Fiducies de revenu - Lendemain de veille sur les marchés

La Bourse de Toronto a relevé la tête hier de la gifle imprévue qu'elle a reçue du ministre fédéral des Finances, mais le secteur des fiducies de revenu, de son côté, peinait à retrouver ses couleurs après que le mécontentement des investisseurs a fait disparaître en fumée près de 20 milliards la veille.

L'annonce du ministre Jim Flaherty de coller un impôt aux fiducies de revenu se faisait encore sentir hier, alors que plusieurs de ces entreprises, comme Penn West Energy (-6,6 %) et CI Financial (-2,6 %), poursuivaient malgré elles une incursion en territoire négatif.

L'indice des fiducies à Bay Street a donc terminé hier sur une nouvelle baisse de 4,3 % après celle de 12 % encaissée la veille. Dans l'ensemble, la Bourse de Toronto, incapable de résister à la tempête des fiducies mercredi, au lendemain de l'annonce de M. Flaherty, a repris à la hausse en grimpant de 0,7 % à 12 130,73.

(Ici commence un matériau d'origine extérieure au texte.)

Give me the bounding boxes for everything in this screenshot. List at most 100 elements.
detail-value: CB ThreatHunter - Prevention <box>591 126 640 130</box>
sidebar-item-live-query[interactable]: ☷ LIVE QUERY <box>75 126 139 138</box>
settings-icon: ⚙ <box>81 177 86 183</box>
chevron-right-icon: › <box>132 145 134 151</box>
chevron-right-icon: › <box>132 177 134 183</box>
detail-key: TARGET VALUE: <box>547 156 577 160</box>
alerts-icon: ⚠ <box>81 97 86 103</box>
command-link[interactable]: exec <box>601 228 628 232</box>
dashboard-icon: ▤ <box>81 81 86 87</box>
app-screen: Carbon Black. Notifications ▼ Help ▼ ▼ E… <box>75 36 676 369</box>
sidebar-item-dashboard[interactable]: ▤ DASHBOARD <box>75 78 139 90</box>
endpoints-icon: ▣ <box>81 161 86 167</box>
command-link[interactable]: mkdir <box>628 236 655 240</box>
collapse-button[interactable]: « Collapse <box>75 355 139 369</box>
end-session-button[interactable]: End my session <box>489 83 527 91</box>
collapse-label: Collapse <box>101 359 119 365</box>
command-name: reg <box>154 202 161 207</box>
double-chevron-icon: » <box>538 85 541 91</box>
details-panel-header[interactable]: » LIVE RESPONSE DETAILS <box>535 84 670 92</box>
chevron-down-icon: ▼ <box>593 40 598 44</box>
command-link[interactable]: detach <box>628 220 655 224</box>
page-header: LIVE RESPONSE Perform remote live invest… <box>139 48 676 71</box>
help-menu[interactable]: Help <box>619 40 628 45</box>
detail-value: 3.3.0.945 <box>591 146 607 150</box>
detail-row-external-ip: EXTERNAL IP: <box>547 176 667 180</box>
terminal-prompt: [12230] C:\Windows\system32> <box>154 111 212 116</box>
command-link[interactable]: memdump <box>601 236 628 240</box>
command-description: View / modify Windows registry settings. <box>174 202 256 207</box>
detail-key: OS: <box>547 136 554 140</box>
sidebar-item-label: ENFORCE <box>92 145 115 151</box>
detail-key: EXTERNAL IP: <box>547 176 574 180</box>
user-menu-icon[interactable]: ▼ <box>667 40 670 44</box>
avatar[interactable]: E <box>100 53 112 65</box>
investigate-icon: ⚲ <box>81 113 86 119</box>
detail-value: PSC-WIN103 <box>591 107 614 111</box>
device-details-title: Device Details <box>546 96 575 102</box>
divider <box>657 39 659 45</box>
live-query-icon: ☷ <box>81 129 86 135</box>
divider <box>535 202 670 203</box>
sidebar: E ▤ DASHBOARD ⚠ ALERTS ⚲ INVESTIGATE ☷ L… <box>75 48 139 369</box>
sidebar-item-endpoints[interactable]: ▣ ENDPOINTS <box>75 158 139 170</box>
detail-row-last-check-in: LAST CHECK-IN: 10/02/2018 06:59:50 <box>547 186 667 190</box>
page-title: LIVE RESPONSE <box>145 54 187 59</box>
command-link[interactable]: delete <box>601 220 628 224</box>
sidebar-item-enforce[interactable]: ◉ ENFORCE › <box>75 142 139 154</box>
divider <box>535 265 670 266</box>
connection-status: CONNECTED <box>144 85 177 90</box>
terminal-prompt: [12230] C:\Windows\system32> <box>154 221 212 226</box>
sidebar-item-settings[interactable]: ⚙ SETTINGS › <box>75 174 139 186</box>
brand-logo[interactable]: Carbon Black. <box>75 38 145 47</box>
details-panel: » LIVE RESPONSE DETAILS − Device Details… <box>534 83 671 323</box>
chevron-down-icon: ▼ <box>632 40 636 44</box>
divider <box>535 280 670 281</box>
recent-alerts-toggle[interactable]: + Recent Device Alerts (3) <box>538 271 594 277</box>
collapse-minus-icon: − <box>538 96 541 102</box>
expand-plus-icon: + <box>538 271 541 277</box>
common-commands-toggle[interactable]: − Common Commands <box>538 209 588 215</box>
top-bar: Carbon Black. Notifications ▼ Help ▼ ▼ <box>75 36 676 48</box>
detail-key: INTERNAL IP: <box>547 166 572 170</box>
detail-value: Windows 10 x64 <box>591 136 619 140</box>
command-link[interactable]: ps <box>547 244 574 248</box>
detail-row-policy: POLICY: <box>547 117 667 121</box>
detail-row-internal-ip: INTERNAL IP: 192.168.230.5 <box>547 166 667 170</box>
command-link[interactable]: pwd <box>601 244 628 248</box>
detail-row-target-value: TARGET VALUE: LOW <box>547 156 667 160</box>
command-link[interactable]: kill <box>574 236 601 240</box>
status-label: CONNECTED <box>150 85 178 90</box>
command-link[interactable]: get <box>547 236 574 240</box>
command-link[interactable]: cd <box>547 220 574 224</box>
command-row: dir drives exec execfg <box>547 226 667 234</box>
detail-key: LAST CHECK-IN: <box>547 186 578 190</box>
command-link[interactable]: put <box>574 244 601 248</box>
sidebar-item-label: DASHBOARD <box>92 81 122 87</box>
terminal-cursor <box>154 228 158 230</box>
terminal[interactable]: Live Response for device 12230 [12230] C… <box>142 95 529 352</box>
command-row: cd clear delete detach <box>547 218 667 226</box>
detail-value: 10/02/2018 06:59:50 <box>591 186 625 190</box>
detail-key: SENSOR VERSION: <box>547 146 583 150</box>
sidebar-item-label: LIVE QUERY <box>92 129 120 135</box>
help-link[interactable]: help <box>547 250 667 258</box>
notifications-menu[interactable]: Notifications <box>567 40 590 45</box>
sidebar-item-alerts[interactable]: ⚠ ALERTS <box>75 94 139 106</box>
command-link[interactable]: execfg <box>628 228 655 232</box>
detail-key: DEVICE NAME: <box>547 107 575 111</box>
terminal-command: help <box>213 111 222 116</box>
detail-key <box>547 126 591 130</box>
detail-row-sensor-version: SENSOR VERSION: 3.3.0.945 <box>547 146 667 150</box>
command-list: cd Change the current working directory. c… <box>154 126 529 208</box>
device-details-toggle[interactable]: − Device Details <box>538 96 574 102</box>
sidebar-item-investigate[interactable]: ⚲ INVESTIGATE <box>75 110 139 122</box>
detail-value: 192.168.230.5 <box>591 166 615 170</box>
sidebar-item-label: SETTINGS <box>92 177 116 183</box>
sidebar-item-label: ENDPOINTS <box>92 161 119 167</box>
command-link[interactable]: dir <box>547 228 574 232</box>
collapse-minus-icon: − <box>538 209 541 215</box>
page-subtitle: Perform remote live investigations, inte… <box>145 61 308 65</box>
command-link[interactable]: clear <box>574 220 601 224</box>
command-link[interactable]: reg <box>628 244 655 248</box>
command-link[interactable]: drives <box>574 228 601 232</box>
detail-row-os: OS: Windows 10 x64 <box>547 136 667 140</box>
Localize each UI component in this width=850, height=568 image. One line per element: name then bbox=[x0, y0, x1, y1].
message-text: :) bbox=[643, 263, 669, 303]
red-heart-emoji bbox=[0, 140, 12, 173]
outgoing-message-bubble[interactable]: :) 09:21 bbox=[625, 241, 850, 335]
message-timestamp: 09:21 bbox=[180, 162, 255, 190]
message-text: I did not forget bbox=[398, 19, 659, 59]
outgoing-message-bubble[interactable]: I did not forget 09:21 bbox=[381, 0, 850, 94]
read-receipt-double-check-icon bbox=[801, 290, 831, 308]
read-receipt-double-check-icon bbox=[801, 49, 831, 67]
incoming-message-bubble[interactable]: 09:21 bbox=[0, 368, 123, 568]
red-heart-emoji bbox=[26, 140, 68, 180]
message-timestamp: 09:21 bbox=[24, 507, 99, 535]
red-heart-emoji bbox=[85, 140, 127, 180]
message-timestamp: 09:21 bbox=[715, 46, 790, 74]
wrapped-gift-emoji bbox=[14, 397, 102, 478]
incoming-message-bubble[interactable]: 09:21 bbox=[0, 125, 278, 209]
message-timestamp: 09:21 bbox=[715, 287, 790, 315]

Une fiducie de revenu est une entreprise plus ou moins comme les autres, à la différence qu'elle ne paie pas d'impôt sur ses profits. Plutôt, elle verse la quasi-totalité de ses profits à ses porteurs de parts, et ce sont eux qui ont la responsabilité de payer l'impôt. Le nombre d'entreprises ordinaires qui se convertissaient à ce modèle, combiné au fait que les étrangers ne payaient pas d'impôt provincial sur les sommes qu'ils recevaient, faisaient en sorte que les gouvernements perdaient des centaines de millions en recette fiscales.

Le ministre Flaherty a changé son fusil d'épaule après que Telus et la société mère de Bell Canada ont décidé de se convertir. L'annonce du ministre a retranché 11 % mercredi à l'action de BCE, laquelle a réagi hier en reculant à nouveau de 1,7 %, à 27,63 $. Telus, en baisse de 14 % mercredi, a pris hier 2,8 % à 57,73 $.

La plongée boursière de mercredi a touché le portefeuille de milliers d'épargnants ordinaires séduits par les dividendes réguliers et les rendements plus élevés que généraient les mesures fiscales. C'est dans cette optique que le plan Flaherty devra faire l'objet d'un examen en Chambre des communes, où les conservateurs, minoritaires, ont encaissé la critique pour l'aspect surprise de leur annonce seulement 11 mois après avoir dit qu'ils ne toucheraient pas aux fiducies.

Nouvelles baisses

La société Gaz Métro, après avoir subi une raclée de 7 % mercredi, a de nouveau chuté de près de 4 % hier, à 16,23 $. En baisse de 10 % mercredi, Canadian Oil Sands, la plus grosse fiducie de revenu à Bay Street, a reculé de 1 %, à 27,17 $. Or d'autres ont remonté une partie de la pente, comme Groupe Pages Jaunes. L'entreprise, qui avait vu son titre fondre de 19 % mercredi, s'est offert hier une hausse de 2,8 %, à 12,60 $. De son côté, Aéroplan, qui avait reculé de 9 %, a rebondi hier avec une hausse de 2,7 %, à 15 $.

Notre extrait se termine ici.